Le montant réellement perçu dépend de la catégorie de ressources : pour « isolation plancher bas à Vaux-en-Pré », un ménage très modeste mobilise jusqu'à 32 000 €, un ménage modeste 24 000 €, un ménage intermédiaire 18 000 € et un ménage aux revenus supérieurs 4 000 € sur l'assiette de 40 000 € HT. À deux classes gagnées, l'assiette redescend à 30 000 € HT et les montants suivent dans la même proportion.
À l'échelle du territoire, le volume concerné se mesure : environ 37 logements occupés par leur propriétaire, 349 diagnostics publiés pour 1 000 résidences principales, de l'ordre de 43 maisons individuelles. Ce volume ne préjuge d'aucune éligibilité individuelle : il indique seulement où se concentrent, à Vaux-en-Pré, les situations où le scénario décrit sur cette page a le plus de chances d'être pertinent.

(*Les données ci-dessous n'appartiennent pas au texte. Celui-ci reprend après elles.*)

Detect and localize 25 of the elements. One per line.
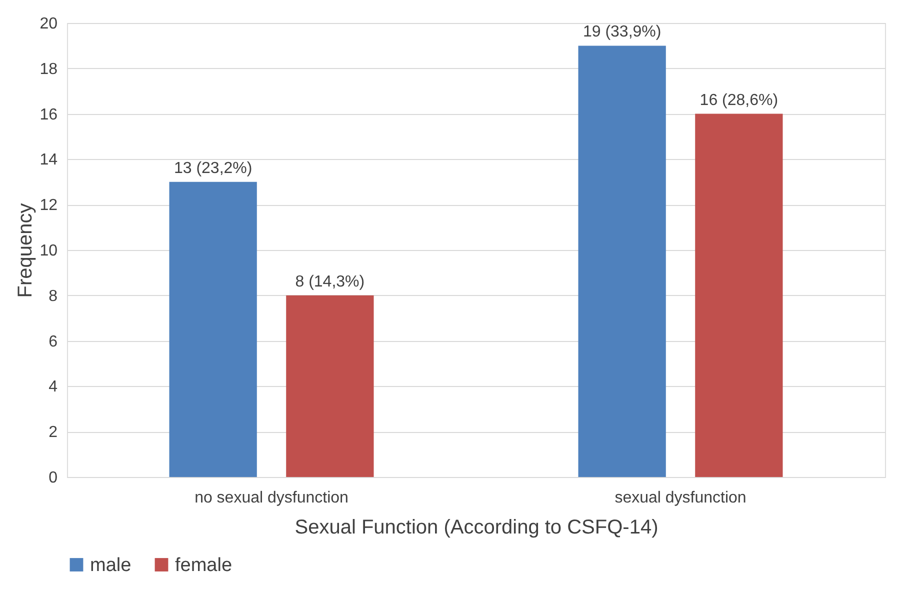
y-tick-label: 0 (48, 470, 58, 486)
y-tick-label: 16 (40, 106, 58, 124)
data-label: 16 (28,6%) (700, 92, 778, 109)
data-label: 13 (23,2%) (174, 160, 252, 177)
bar (169, 182, 257, 477)
data-label: 8 (14,3%) (295, 273, 365, 290)
x-tick-label: no sexual dysfunction (194, 490, 348, 506)
y-tick-label: 8 (48, 288, 58, 305)
y-tick-label: 12 (40, 197, 58, 214)
bar (695, 114, 783, 477)
y-tick-label: 18 (40, 60, 58, 78)
data-label: 19 (33,9%) (582, 24, 662, 41)
y-tick-label: 4 (48, 378, 58, 396)
x-tick-label: sexual dysfunction (614, 490, 746, 506)
y-tick-label: 10 (40, 242, 58, 260)
y-tick-label: 20 (40, 16, 58, 32)
y-axis-title: Frequency (14, 203, 37, 298)
y-tick-label: 14 (40, 152, 58, 169)
legend-label: female (175, 554, 232, 576)
x-axis-title: Sexual Function (According to CSFQ-14) (294, 516, 658, 538)
bar (578, 46, 666, 477)
bar (286, 295, 374, 477)
y-tick-label: 6 (48, 333, 58, 350)
legend-label: male (90, 554, 132, 576)
y-tick-label: 2 (48, 424, 58, 442)
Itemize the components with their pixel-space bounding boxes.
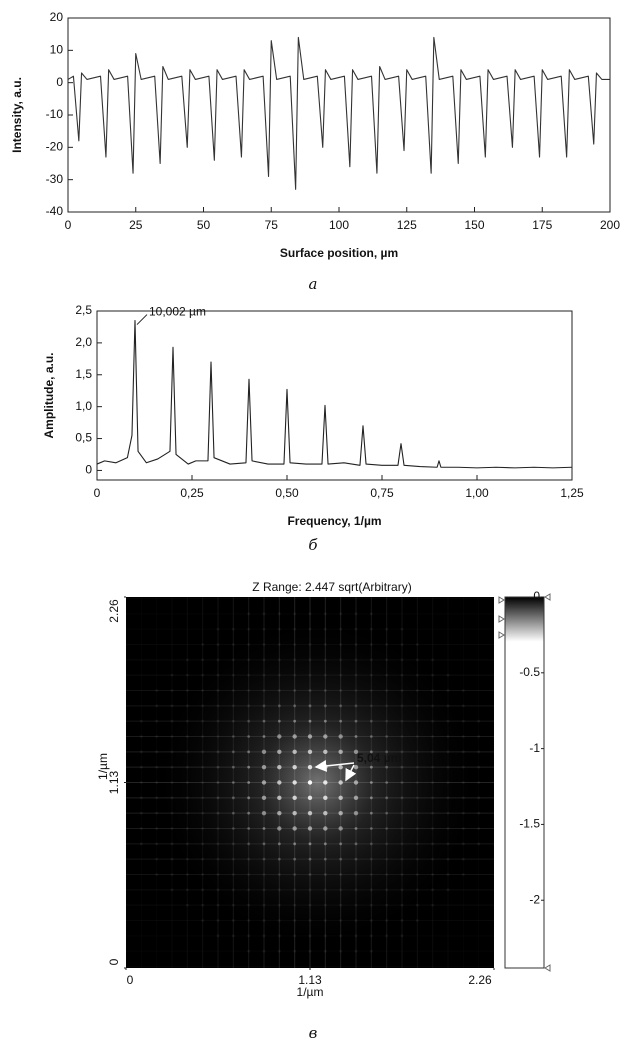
x-tick-label: 0 <box>65 218 72 232</box>
glow <box>126 597 494 968</box>
x-tick-label: 1.13 <box>298 973 322 987</box>
spectrum-pattern <box>126 597 494 968</box>
annotation-arrow <box>345 764 357 782</box>
x-tick-label: 175 <box>532 218 552 232</box>
x-tick-label: 100 <box>329 218 349 232</box>
y-tick-label: -10 <box>46 107 64 121</box>
y-tick-label: 0,5 <box>75 431 92 445</box>
y-tick-label: 0 <box>107 958 121 965</box>
colorbar-marker <box>544 964 551 972</box>
x-tick-label: 0,75 <box>370 486 394 500</box>
colorbar-marker <box>498 596 505 604</box>
x-tick-label: 125 <box>397 218 417 232</box>
caption: в <box>309 1024 318 1042</box>
plot-frame <box>67 17 611 213</box>
y-tick-label: 20 <box>50 10 64 24</box>
colorbar-marker <box>498 631 505 639</box>
image-title: Z Range: 2.447 sqrt(Arbitrary) <box>252 580 411 594</box>
annotation-leader <box>136 314 148 325</box>
annotation: 10,002 µm <box>149 305 206 319</box>
y-tick-label: -30 <box>46 172 64 186</box>
x-tick-label: 150 <box>464 218 484 232</box>
y-tick-label: 2.26 <box>107 599 121 623</box>
colorbar-tick-label: -0.5 <box>519 665 540 679</box>
x-axis-label: Surface position, µm <box>280 246 398 260</box>
colorbar-tick-label: 0 <box>533 589 540 603</box>
y-tick-label: -20 <box>46 140 64 154</box>
x-tick-label: 1,00 <box>465 486 489 500</box>
y-tick-label: 1.13 <box>107 770 121 794</box>
y-tick-label: 1,5 <box>75 367 92 381</box>
annotation-arrow <box>314 759 355 772</box>
x-tick-label: 0 <box>94 486 101 500</box>
colorbar-tick-label: -1 <box>529 741 540 755</box>
y-tick-label: 2,5 <box>75 303 92 317</box>
x-axis-label: Frequency, 1/µm <box>287 514 381 528</box>
x-tick-label: 0,50 <box>275 486 299 500</box>
x-axis-label: 1/µm <box>297 985 324 999</box>
y-tick-label: -40 <box>46 204 64 218</box>
x-tick-label: 0 <box>127 973 134 987</box>
colorbar-tick-label: -2 <box>529 892 540 906</box>
y-tick-label: 0 <box>56 75 63 89</box>
data-line <box>96 320 573 469</box>
caption: а <box>309 275 318 293</box>
y-tick-label: 2,0 <box>75 335 92 349</box>
y-axis-label: 1/µm <box>96 753 110 780</box>
colorbar-tick-label: -1.5 <box>519 817 540 831</box>
y-tick-label: 10 <box>50 43 64 57</box>
y-tick-label: 1,0 <box>75 399 92 413</box>
y-axis-label: Intensity, a.u. <box>10 77 24 153</box>
colorbar <box>504 596 545 969</box>
x-tick-label: 75 <box>265 218 279 232</box>
x-tick-label: 0,25 <box>180 486 204 500</box>
x-tick-label: 1,25 <box>560 486 584 500</box>
caption: б <box>308 536 318 554</box>
x-tick-label: 50 <box>197 218 211 232</box>
y-tick-label: 0 <box>85 463 92 477</box>
annotation: 5,04 µm <box>357 751 401 765</box>
x-tick-label: 200 <box>600 218 620 232</box>
colorbar-marker <box>544 593 551 601</box>
x-tick-label: 2.26 <box>468 973 492 987</box>
y-axis-label: Amplitude, a.u. <box>42 352 56 438</box>
x-tick-label: 25 <box>129 218 143 232</box>
data-line <box>67 36 610 190</box>
colorbar-marker <box>498 615 505 623</box>
plot-frame <box>96 310 573 481</box>
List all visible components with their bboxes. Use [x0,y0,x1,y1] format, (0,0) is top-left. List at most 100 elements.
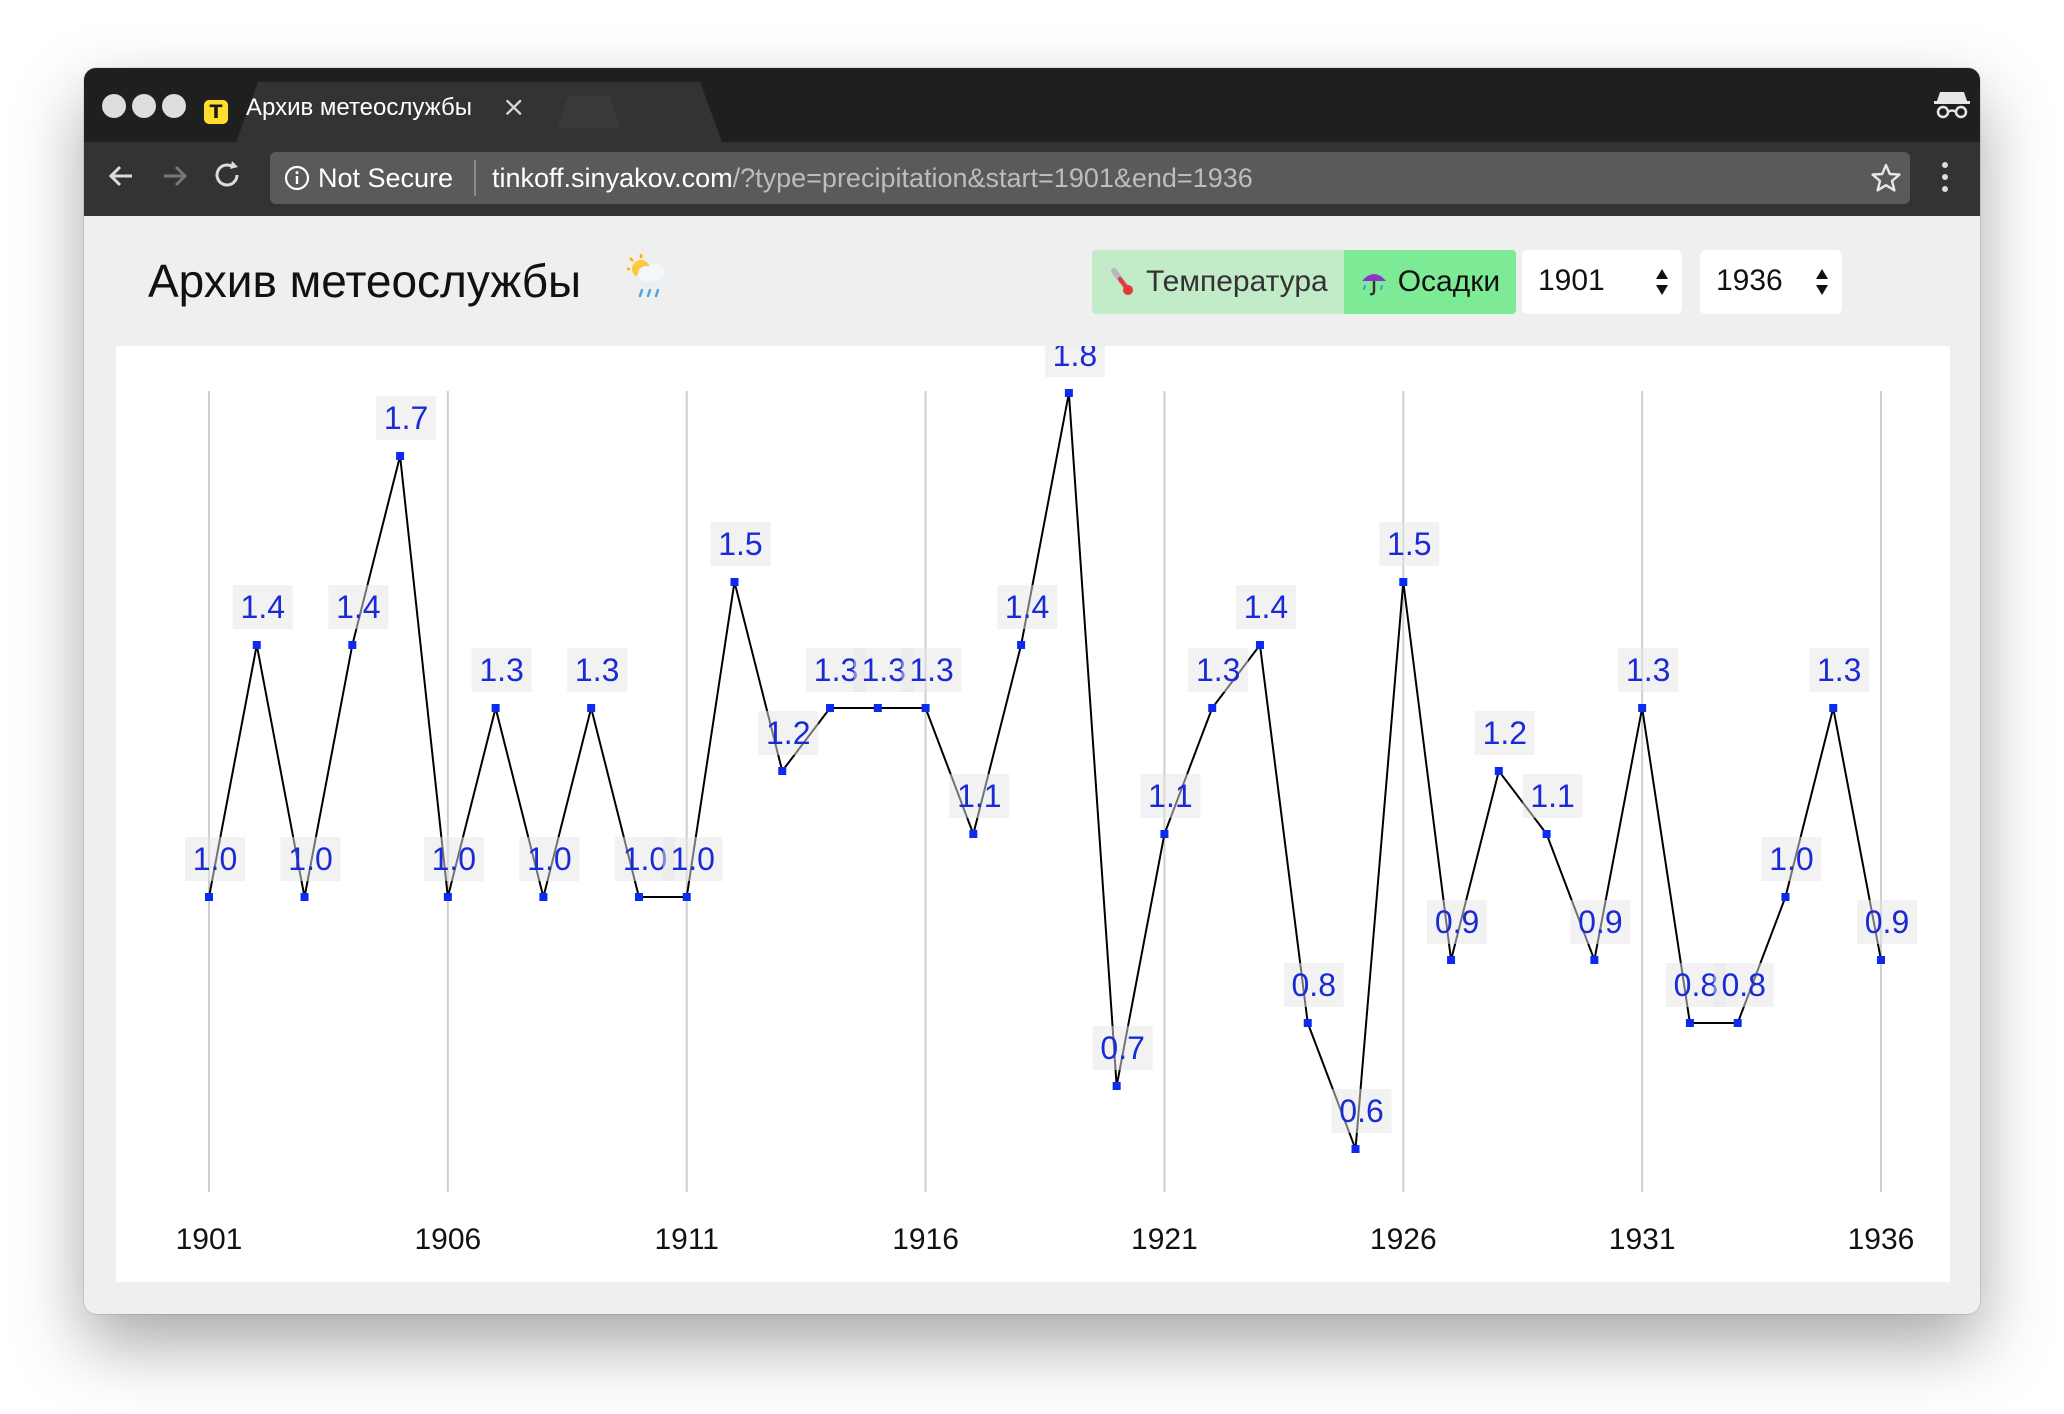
data-label-bg [1188,648,1249,692]
data-label-bg [1474,711,1535,755]
end-year-value: 1936 [1716,264,1783,297]
data-label: 1.2 [766,715,810,751]
data-point [730,578,739,586]
x-tick-label: 1921 [1131,1223,1198,1256]
cloud-rain-sun-icon [627,254,668,298]
data-label: 1.5 [1387,526,1431,562]
data-label: 1.0 [432,841,476,877]
back-arrow-icon[interactable] [102,156,142,196]
thermometer-icon [1111,268,1133,295]
data-label: 1.8 [1053,346,1097,373]
minimize-window-button[interactable] [132,94,156,118]
x-tick-label: 1931 [1609,1223,1676,1256]
data-label-bg [185,837,245,881]
select-arrows-icon [1656,269,1668,295]
data-point [1829,704,1838,712]
data-label: 1.0 [623,841,667,877]
data-label: 1.3 [1817,652,1861,688]
kebab-menu-icon[interactable] [1940,160,1950,194]
data-label-bg [1570,900,1631,944]
data-label: 1.4 [1005,589,1049,625]
data-label: 1.0 [193,841,237,877]
maximize-window-button[interactable] [162,94,186,118]
data-label-bg [1331,1089,1392,1133]
precipitation-tab[interactable]: Осадки [1343,250,1517,314]
data-point [491,704,500,712]
data-label: 0.9 [1435,904,1479,940]
data-label: 1.0 [527,841,571,877]
data-label-bg [1044,346,1105,377]
data-label-bg [1857,900,1917,944]
data-label-bg [1761,837,1822,881]
url-path: /?type=precipitation&start=1901&end=1936 [732,163,1253,193]
data-label: 0.6 [1339,1093,1383,1129]
data-label: 1.3 [479,652,523,688]
data-point [826,704,835,712]
data-label: 1.1 [1530,778,1574,814]
incognito-icon [1934,92,1970,119]
data-label: 1.3 [814,652,858,688]
data-label-bg [1092,1026,1153,1070]
data-label: 1.1 [957,778,1001,814]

Trésorerie du projet à Vaux-en-Pré : 6 000 € de reste à charge pour le profil le plus aidé, accompagnement pris en charge jusqu'à 2 000 €. Un éco-prêt de quinze ans ramène l'effort à 35 € par mois, à comparer aux 1 480 € d'économie annuelle auxquels le plancher bas participe.
Le marché local ne s'arrête pas à la commune : pour l'isolation du plancher bas à Vaux-en-Pré, élargir la consultation à l'ensemble du département (Saône-et-Loire) augmente le nombre d'offres comparables sans dégrader la réactivité du chantier.
Une seule ligne du devis engage réellement l'entreprise : celle qui porte R ≥ 3 m².K/W en sous-face sur local non chauffé. Pour l'isolation du plancher bas à Vaux-en-Pré, exiger sa présence écrite vaut mieux que toute garantie orale, car c'est cette valeur que l'organisme instructeur contrôle avant de solder le dossier.
L'écart entre profils est considérable à Vaux-en-Pré : 32 000 € pour un ménage très modeste contre 4 000 € pour un ménage aux revenus supérieurs, sur la même assiette de 40 000 € HT. Pour l'isolation du plancher bas, le montage financier n'a donc rien de commun d'un foyer à l'autre.
Ce que vérifie l'instructeur avant de payer à Vaux-en-Pré : que R ≥ 3 m².K/W en sous-face sur local non chauffé figure au devis, que un isolateur intervenant en sous-sol soit qualifié RGE à la date de signature, et que le contrôle de continuité en périphérie soit joint. À la clé, un solde pouvant atteindre 32 000 €.
Ne signez rien avant l'accord : sur l'isolation du plancher bas à Vaux-en-Pré, l'antériorité du dossier est une condition d'éligibilité, pas une formalité. L'enjeu se chiffre à 32 000 € pour un profil très modeste et 18 000 € pour un profil intermédiaire.
Le palier de classes se calcule avant de signer : à Vaux-en-Pré, l'assiette double presque entre le scénario à deux classes (30 000 € HT) et celui à trois (40 000 € HT). Sur un poste de 2 500 € comme le plancher bas, cet écart justifie souvent d'ajouter un lot plutôt que de s'arrêter au minimum.